The Jaroslav Ježek Memorial – The Blue Room is found at No. 10 on Kaprova Street in Prague’s Old Town. It was here that this important pianist and composer spent the better part of his short but intensive career.
The building is adorned by an inconspicuous bust of Ježek by the sculptor Václav Vokálek. The interior of the ‘Blue Room’ and its contents, coming from the 1930s, have been preserved thanks to Ježek’s mother and later his sister.

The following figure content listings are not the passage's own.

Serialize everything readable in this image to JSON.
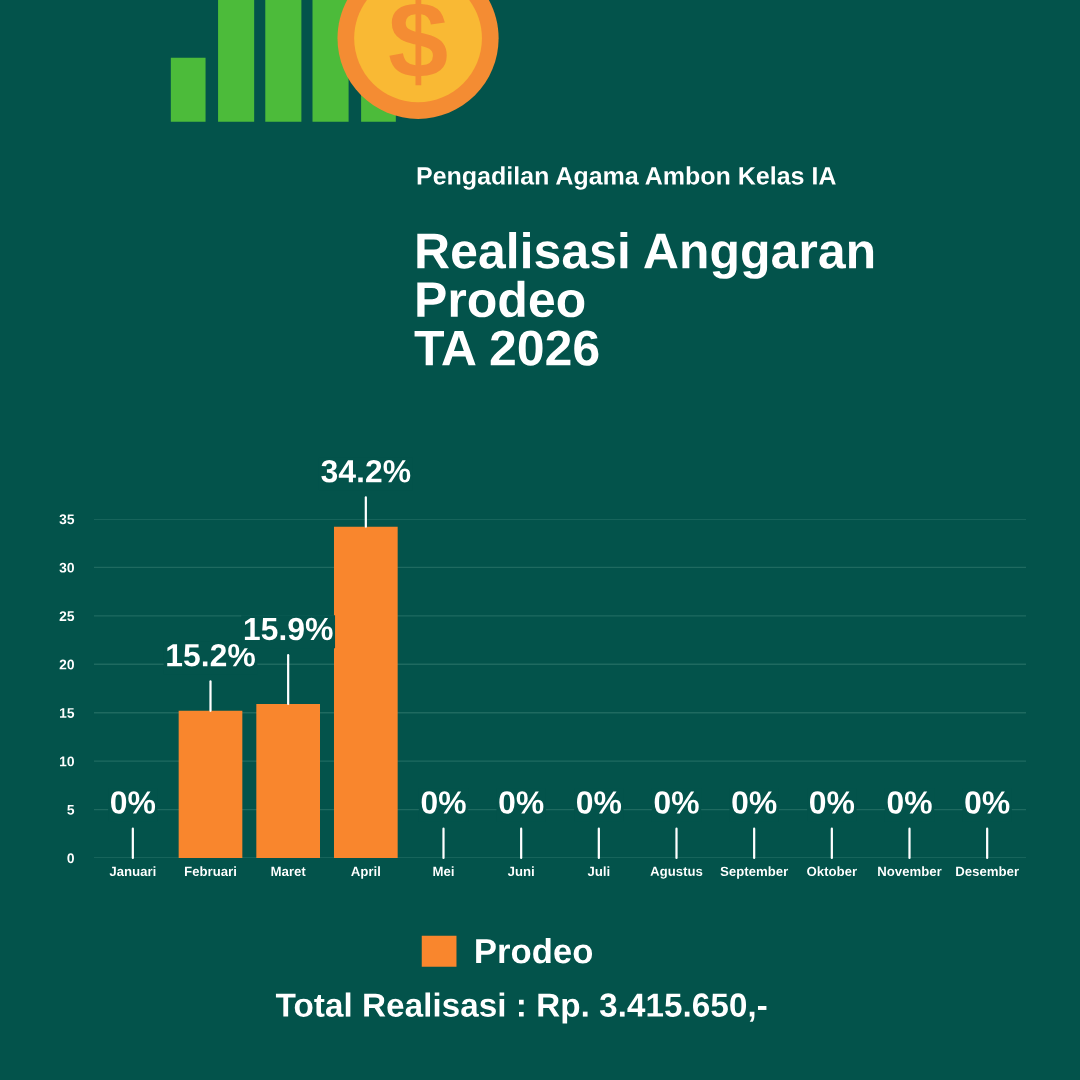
{
  "chart_data": {
    "type": "bar",
    "subtitle": "Pengadilan Agama Ambon Kelas IA",
    "title": "Realisasi Anggaran\nProdeo\nTA 2026",
    "categories": [
      "Januari",
      "Februari",
      "Maret",
      "April",
      "Mei",
      "Juni",
      "Juli",
      "Agustus",
      "September",
      "Oktober",
      "November",
      "Desember"
    ],
    "series": [
      {
        "name": "Prodeo",
        "color": "#f9862d",
        "values": [
          0,
          15.2,
          15.9,
          34.2,
          0,
          0,
          0,
          0,
          0,
          0,
          0,
          0
        ],
        "value_labels": [
          "0%",
          "15.2%",
          "15.9%",
          "34.2%",
          "0%",
          "0%",
          "0%",
          "0%",
          "0%",
          "0%",
          "0%",
          "0%"
        ]
      }
    ],
    "ylim": [
      0,
      35
    ],
    "yticks": [
      0,
      5,
      10,
      15,
      20,
      25,
      30,
      35
    ],
    "grid": "y",
    "legend": "bottom",
    "annotations": [
      "Total Realisasi : Rp. 3.415.650,-"
    ]
  }
}
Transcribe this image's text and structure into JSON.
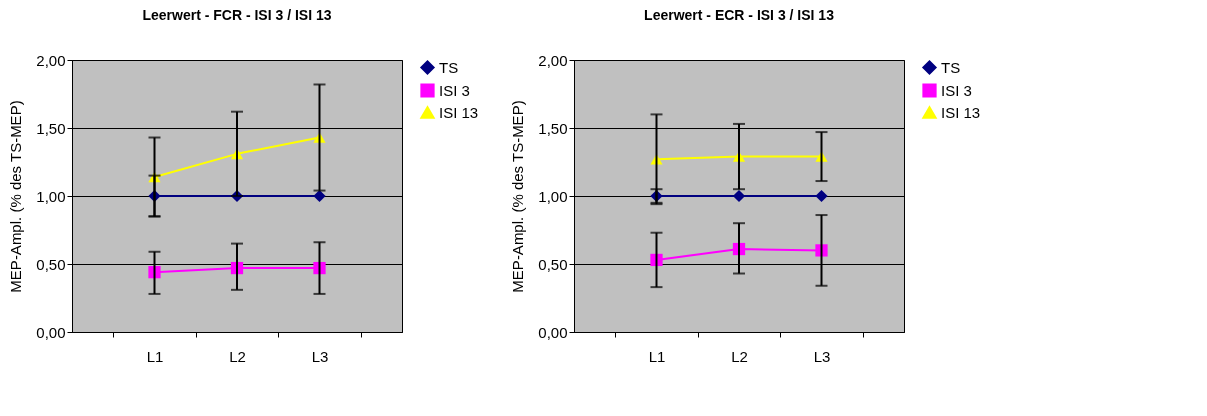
{
  "chart_data": [
    {
      "type": "line",
      "title": "Leerwert  -  FCR  -  ISI 3 / ISI 13",
      "ylabel": "MEP-Ampl. (% des TS-MEP)",
      "categories": [
        "L1",
        "L2",
        "L3"
      ],
      "series": [
        {
          "name": "TS",
          "color": "#000080",
          "marker": "diamond",
          "values": [
            1.0,
            1.0,
            1.0
          ],
          "errors": [
            0.15,
            null,
            null
          ]
        },
        {
          "name": "ISI 3",
          "color": "#ff00ff",
          "marker": "square",
          "values": [
            0.44,
            0.47,
            0.47
          ],
          "errors": [
            [
              0.28,
              0.59
            ],
            [
              0.31,
              0.65
            ],
            [
              0.28,
              0.66
            ]
          ]
        },
        {
          "name": "ISI 13",
          "color": "#ffff00",
          "marker": "triangle",
          "values": [
            1.14,
            1.31,
            1.43
          ],
          "errors": [
            [
              0.85,
              1.43
            ],
            [
              1.0,
              1.62
            ],
            [
              1.04,
              1.82
            ]
          ]
        }
      ],
      "ylim": [
        0,
        2
      ],
      "yticks": [
        {
          "value": 0,
          "label": "0,00"
        },
        {
          "value": 0.5,
          "label": "0,50"
        },
        {
          "value": 1,
          "label": "1,00"
        },
        {
          "value": 1.5,
          "label": "1,50"
        },
        {
          "value": 2,
          "label": "2,00"
        }
      ],
      "grid": "y",
      "legend": "right"
    },
    {
      "type": "line",
      "title": "Leerwert  -  ECR  -  ISI 3 / ISI 13",
      "ylabel": "MEP-Ampl. (% des TS-MEP)",
      "categories": [
        "L1",
        "L2",
        "L3"
      ],
      "series": [
        {
          "name": "TS",
          "color": "#000080",
          "marker": "diamond",
          "values": [
            1.0,
            1.0,
            1.0
          ],
          "errors": [
            [
              0.95,
              1.05
            ],
            null,
            null
          ]
        },
        {
          "name": "ISI 3",
          "color": "#ff00ff",
          "marker": "square",
          "values": [
            0.53,
            0.61,
            0.6
          ],
          "errors": [
            [
              0.33,
              0.73
            ],
            [
              0.43,
              0.8
            ],
            [
              0.34,
              0.86
            ]
          ]
        },
        {
          "name": "ISI 13",
          "color": "#ffff00",
          "marker": "triangle",
          "values": [
            1.27,
            1.29,
            1.29
          ],
          "errors": [
            [
              0.94,
              1.6
            ],
            [
              1.05,
              1.53
            ],
            [
              1.11,
              1.47
            ]
          ]
        }
      ],
      "ylim": [
        0,
        2
      ],
      "yticks": [
        {
          "value": 0,
          "label": "0,00"
        },
        {
          "value": 0.5,
          "label": "0,50"
        },
        {
          "value": 1,
          "label": "1,00"
        },
        {
          "value": 1.5,
          "label": "1,50"
        },
        {
          "value": 2,
          "label": "2,00"
        }
      ],
      "grid": "y",
      "legend": "right"
    }
  ]
}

The modern functionalist furniture was designed by a friend of the composer, the architect František Zelenka, who also designed sets for the Liberated Theatre. The unusual treatment of colour on the walls and ceiling as well as the various sources of lighting created an environment that accommodated the needs of Ježek’s impaired vision. We can see here the piano on which Ježek played. Also distinctive is the rich library, containing many important works from Ježek’s time including, in the musical portion, scores with personal dedications from Igor Stravinsky and Darius Milhaud. Ježek’s artistic orientation is also documented by his partially-preserved collection of phonograph recordings.
Important dates from the memorial’s history: 1956 Bust of Ježek unveiled on the building on Kaprova Street. 1983 After the death of the composer’s sister, the memorabilia from his estate are acquired by the Museum of Czech Music (today’s Czech Museum of Music). 1989 The Ježek Memorial opened to the public.